The New York Department of Correctional Services (NYDOCS) ended up purchasing $300,000 worth of cheese sauce annually from Global Food Industries. And Dean, 66, who retired in 2008 as director of the prison system’s food production center in Oneida County, ate free steak dinners while his staff enjoyed free Christmas parties and picnics courtesy of the food vendors, according to reports released in April and August 2010 by New York’s Comptroller and Inspector General.

Overall, Dean allegedly steered $2.5 million in contracts to favored food vendors, including Global Food Industries and Good Source, Inc. He was also accused of faking travel records, falsifying hotel invoices and submitting fraudulent timesheets to sucker the state out of approximately $500,000 while employed with NYDOCS. [See: PLN, Nov. 2010, p.25].

“It’s ironic that Dean, as head of a criminal justice system, was no less a law violator than the prison population he was charged with feeding,” New York Inspector General Joseph Fisch said. He added that Dean’s schemes were so blatant, “the only thing missing from advertising his misbehavior was neon lights.”

To position Global Food for NYDOCS’s cheese-sauce contract, Dean and his staff provided the company with a formula that would preserve the sauce’s consistency throughout the so-called “cook-chill” process, which is claimed to have lowered costs, improved food quality and reduced prisoners’ complaints. In exchange, Global Food and Good Source bought Dean and his staff free dinners at a local steakhouse in Verona, New York. The dinners ranged from $25 to $55 per person, according to investigators.

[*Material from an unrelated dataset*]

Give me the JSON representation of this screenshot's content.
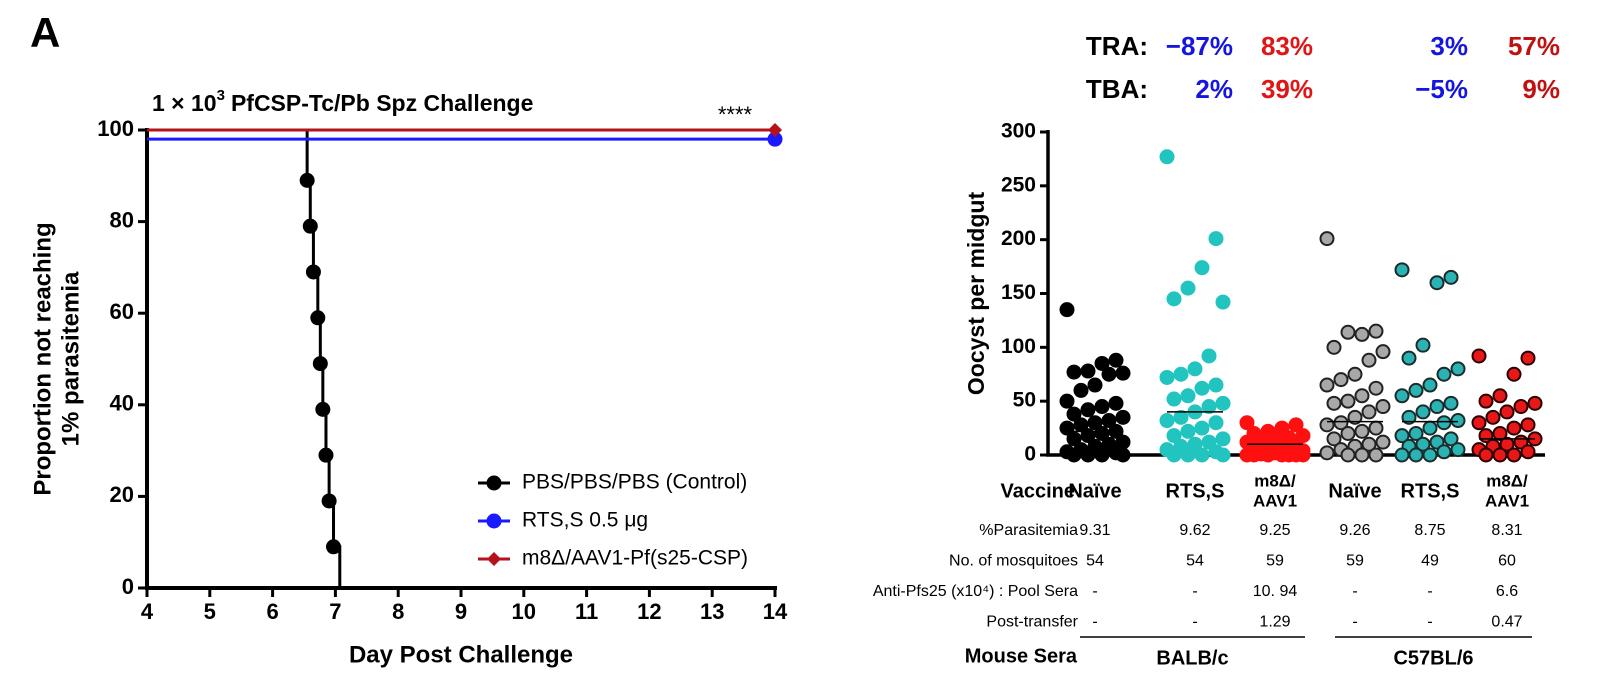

Additionally, two hundred prison employees regularly gathered at annual summer picnics at the Tagasoke Campground in Sylvan Beach, where they enjoyed free wine coolers, hot dogs, campground entry fees and parking, all paid for by the food vendors. Any leftover money from the picnics and annual Christmas parties was deposited in an employee benefit fund.

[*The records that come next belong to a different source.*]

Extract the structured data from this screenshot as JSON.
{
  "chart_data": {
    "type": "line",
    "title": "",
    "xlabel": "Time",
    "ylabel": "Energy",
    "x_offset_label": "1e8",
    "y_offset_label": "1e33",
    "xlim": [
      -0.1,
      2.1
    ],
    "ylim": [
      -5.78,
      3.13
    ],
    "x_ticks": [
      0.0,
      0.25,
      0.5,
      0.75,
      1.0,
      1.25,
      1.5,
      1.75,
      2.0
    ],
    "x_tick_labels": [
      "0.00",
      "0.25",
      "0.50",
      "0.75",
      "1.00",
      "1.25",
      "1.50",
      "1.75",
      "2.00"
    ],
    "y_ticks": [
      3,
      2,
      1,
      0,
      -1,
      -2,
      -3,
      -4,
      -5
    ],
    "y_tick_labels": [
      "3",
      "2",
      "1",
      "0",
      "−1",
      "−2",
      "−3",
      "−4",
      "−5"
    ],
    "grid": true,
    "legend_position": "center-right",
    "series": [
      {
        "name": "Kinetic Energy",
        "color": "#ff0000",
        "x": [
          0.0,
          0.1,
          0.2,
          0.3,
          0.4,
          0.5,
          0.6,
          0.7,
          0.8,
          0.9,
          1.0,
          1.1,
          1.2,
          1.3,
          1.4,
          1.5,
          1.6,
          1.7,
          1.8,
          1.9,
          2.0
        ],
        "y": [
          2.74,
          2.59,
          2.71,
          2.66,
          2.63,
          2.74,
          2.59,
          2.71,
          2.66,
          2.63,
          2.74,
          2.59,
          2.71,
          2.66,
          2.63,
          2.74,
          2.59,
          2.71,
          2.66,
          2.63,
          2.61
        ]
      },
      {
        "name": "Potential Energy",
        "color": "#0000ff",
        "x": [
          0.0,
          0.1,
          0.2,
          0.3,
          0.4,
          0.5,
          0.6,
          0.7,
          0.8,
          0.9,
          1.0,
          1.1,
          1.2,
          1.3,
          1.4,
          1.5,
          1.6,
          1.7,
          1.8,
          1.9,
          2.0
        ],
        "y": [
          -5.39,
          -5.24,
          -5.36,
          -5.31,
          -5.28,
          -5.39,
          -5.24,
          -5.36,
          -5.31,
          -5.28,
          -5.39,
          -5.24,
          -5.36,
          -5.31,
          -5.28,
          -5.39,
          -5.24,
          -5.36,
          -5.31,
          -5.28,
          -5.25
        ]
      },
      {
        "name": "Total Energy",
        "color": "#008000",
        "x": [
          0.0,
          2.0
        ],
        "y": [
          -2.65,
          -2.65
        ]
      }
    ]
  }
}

Investigators also alleged that Dean directed Sysco Food Services, which has been the primary food vendor for New York state agencies since 1995, to purchase products from the vendors that were providing him with free dinners and other perks.

Comptroller Thomas P. DiNapoli said Dean created a culture among his subordinates in which they cast a “blind eye” to what their boss was doing. For example, investigators said Dean had submitted timesheets for five-day work weeks even though he admitted he hadn’t worked a single Friday in 17 years.

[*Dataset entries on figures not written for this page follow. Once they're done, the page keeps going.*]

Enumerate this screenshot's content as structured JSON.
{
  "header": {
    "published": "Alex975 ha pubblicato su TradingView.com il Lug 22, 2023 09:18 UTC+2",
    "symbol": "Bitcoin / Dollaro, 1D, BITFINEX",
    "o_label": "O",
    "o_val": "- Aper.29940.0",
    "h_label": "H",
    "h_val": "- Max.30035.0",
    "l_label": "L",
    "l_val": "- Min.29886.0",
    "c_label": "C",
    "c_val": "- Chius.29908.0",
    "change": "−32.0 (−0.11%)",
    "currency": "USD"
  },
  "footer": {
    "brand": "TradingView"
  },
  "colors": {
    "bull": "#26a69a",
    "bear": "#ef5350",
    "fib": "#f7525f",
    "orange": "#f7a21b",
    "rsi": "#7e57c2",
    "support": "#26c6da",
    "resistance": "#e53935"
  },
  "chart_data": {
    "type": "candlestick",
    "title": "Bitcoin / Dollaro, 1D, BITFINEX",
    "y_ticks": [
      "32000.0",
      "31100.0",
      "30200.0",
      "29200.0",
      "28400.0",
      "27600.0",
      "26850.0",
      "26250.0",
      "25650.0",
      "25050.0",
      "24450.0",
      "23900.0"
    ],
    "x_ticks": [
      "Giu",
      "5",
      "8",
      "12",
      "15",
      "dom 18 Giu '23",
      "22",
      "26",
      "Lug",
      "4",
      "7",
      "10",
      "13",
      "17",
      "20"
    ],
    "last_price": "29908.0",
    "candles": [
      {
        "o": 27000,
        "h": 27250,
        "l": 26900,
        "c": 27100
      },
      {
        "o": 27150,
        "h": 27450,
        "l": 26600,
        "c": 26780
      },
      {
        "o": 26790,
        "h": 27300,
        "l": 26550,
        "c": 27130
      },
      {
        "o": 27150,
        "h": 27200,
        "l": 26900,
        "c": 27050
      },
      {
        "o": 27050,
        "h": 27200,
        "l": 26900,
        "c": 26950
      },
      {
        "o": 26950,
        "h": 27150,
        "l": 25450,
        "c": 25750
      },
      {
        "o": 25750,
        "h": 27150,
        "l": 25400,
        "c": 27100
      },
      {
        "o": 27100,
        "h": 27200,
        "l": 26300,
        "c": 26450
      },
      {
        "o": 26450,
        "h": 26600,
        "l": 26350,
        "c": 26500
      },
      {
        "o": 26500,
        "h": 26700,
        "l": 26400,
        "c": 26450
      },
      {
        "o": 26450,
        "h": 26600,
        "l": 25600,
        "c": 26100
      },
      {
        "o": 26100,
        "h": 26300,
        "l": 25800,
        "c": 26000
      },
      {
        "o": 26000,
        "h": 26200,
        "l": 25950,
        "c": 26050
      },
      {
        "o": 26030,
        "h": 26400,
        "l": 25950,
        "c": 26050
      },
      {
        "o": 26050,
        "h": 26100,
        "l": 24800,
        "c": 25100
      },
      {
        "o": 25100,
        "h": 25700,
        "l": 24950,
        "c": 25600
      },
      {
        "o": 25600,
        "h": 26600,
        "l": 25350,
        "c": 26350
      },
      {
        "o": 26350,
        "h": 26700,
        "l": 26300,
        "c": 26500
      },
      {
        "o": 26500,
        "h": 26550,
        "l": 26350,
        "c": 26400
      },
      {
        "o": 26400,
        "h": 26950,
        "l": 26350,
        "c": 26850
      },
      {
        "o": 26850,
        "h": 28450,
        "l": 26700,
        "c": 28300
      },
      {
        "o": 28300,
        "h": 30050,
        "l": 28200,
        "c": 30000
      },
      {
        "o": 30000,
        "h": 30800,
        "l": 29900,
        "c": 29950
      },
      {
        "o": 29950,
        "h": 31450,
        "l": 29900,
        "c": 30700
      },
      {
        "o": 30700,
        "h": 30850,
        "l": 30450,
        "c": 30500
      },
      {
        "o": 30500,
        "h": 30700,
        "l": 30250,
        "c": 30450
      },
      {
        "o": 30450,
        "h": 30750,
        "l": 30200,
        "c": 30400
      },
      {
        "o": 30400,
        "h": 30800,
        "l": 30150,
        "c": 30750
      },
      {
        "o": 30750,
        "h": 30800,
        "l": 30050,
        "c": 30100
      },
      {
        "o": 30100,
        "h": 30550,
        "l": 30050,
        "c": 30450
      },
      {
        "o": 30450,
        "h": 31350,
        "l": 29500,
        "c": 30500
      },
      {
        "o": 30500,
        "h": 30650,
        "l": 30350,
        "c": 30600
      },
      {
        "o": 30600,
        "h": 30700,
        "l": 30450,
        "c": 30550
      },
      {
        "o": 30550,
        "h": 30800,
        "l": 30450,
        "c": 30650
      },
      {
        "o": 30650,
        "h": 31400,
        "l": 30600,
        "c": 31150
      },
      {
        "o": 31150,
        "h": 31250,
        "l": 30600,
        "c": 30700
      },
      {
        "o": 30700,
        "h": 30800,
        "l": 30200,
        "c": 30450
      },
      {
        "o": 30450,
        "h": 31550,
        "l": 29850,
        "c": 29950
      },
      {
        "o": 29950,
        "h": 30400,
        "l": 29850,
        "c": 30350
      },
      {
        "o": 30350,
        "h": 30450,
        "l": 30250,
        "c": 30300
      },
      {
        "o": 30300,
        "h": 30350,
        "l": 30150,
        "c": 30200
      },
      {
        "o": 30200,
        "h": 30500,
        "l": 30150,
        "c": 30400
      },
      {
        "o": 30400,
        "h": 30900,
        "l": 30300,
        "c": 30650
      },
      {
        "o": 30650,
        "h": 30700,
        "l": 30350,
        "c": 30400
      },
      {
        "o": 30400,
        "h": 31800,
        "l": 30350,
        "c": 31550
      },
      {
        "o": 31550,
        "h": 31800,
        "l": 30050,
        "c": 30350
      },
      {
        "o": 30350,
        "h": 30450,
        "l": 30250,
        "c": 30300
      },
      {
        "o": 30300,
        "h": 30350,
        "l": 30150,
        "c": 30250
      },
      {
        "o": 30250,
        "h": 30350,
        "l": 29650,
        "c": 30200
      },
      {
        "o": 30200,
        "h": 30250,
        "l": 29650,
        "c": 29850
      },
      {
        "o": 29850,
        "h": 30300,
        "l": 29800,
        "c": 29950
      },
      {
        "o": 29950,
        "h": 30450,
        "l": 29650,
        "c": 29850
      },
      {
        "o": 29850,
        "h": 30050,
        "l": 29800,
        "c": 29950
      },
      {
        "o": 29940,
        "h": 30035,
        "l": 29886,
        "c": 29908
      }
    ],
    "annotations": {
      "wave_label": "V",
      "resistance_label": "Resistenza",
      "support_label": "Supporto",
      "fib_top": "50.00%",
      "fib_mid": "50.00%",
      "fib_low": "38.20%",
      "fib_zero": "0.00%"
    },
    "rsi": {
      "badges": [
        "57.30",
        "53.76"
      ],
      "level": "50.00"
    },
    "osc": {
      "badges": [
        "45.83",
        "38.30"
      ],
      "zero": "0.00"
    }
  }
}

Dean was charged with grand larceny in September 2010 – although the statute of limitations prevented him from being charged with thefts and misconduct over his entire tenure as NYDOCS’s food director.

“The actions for which Mr. Dean was charged took place prior to the current administration, which corrected the lack of oversight that allowed this behavior to occur,” said NYDOCS spokesman Erik Kriss. “Although Mr. Dean helped build a cost-effective food operation that continues to save money for the state prison system and for many counties, we do not condone any actions by him or any other employee that fall outside the boundaries of acceptable conduct.”

Dean’s attorney, Dennis Sedor, remained optimistic and indicated that blame might be spread elsewhere. “I’m confident he is not the only person involved,” Sedor remarked.
“There are others, both above and below him. This wasn’t done in a vacuum, in isolation.”

Ultimately, though, Dean was the only one convicted, after pleading guilty in March 2011 to second-degree grand larceny related to submitting false attendance and travel vouchers.
He was sentenced to six months in jail, five years of probation and ordered to pay $100,000 in restitution. Yet more than 18 months later, as of October 2012, he had not reported to serve his jail time, citing heart surgery and other medical issues.

“To incarcerate him could constitute a death sentence, and I don’t think anyone wants that,” said Sedor. “I think everybody is looking to protect his health at this time.”